Als sie paarweise vor dem Ballsaal standen und auf den Auftritt warteten, wurde auch Lena mulmig zumute. Tobi fasste ihre Hand. Er zitterte so stark, dass Lena Mühe hatte, die gefassten Hände ruhig zu halten. Endlich marschierten sie im Takt ein und tanzten gleich eine Polonaise. Es folgte ein Kotillon und zum Schluss ein Wiener Walzer. Sie schafften es, zu überleben. Dabei vertanzten sie sich nur zweimal.

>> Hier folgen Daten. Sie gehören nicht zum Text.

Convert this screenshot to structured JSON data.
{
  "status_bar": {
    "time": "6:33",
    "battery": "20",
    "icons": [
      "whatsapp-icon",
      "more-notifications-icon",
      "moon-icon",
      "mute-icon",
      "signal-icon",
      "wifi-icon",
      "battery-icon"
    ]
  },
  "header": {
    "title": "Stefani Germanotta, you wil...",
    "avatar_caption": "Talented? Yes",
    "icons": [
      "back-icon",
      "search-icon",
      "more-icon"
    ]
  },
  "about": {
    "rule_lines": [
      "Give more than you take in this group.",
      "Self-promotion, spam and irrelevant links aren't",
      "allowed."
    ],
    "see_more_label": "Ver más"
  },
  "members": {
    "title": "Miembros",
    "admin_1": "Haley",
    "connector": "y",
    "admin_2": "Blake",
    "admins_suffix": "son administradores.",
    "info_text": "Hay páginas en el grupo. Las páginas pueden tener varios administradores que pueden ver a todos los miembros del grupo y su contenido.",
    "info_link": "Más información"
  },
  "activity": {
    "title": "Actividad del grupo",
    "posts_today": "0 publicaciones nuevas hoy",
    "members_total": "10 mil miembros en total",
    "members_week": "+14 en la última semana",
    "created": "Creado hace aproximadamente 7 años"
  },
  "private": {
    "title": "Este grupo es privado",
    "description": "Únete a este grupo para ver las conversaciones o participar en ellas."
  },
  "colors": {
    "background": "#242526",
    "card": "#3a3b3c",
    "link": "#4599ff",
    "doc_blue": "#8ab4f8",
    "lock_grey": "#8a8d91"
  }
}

Als sie wieder hinausgingen, umarmte Tobi Lena. „Vielen Dank. Ohne dich wäre ich aufgeschmissen gewesen.“ Dann küsste er sie. Lenas erster Kuss. Bisher fand sie Jungen eigentlich nur als Spiel- oder Sportskameraden gut. Aber dieser Kuss gefiel ihr. Jetzt wurden sogar ihre Beine weich, die vorhin doch noch so gut funktioniert hatten. Ihr Bauch kribbelte. Sie drückte sich an ihn. „Tanzen wir weiter, machen wir den nächsten Kurs?“, fragte er leise.

„Auf jeden Fall“, flüsterte Lena und freute sich darauf. Hatte sie am Morgen noch behauptet, niemand würde sie wieder in eine Tanzschule bekommen? Und Tobi würde sie auch nicht besonders interessieren? Was so ein Kuss alles ausrichten kann.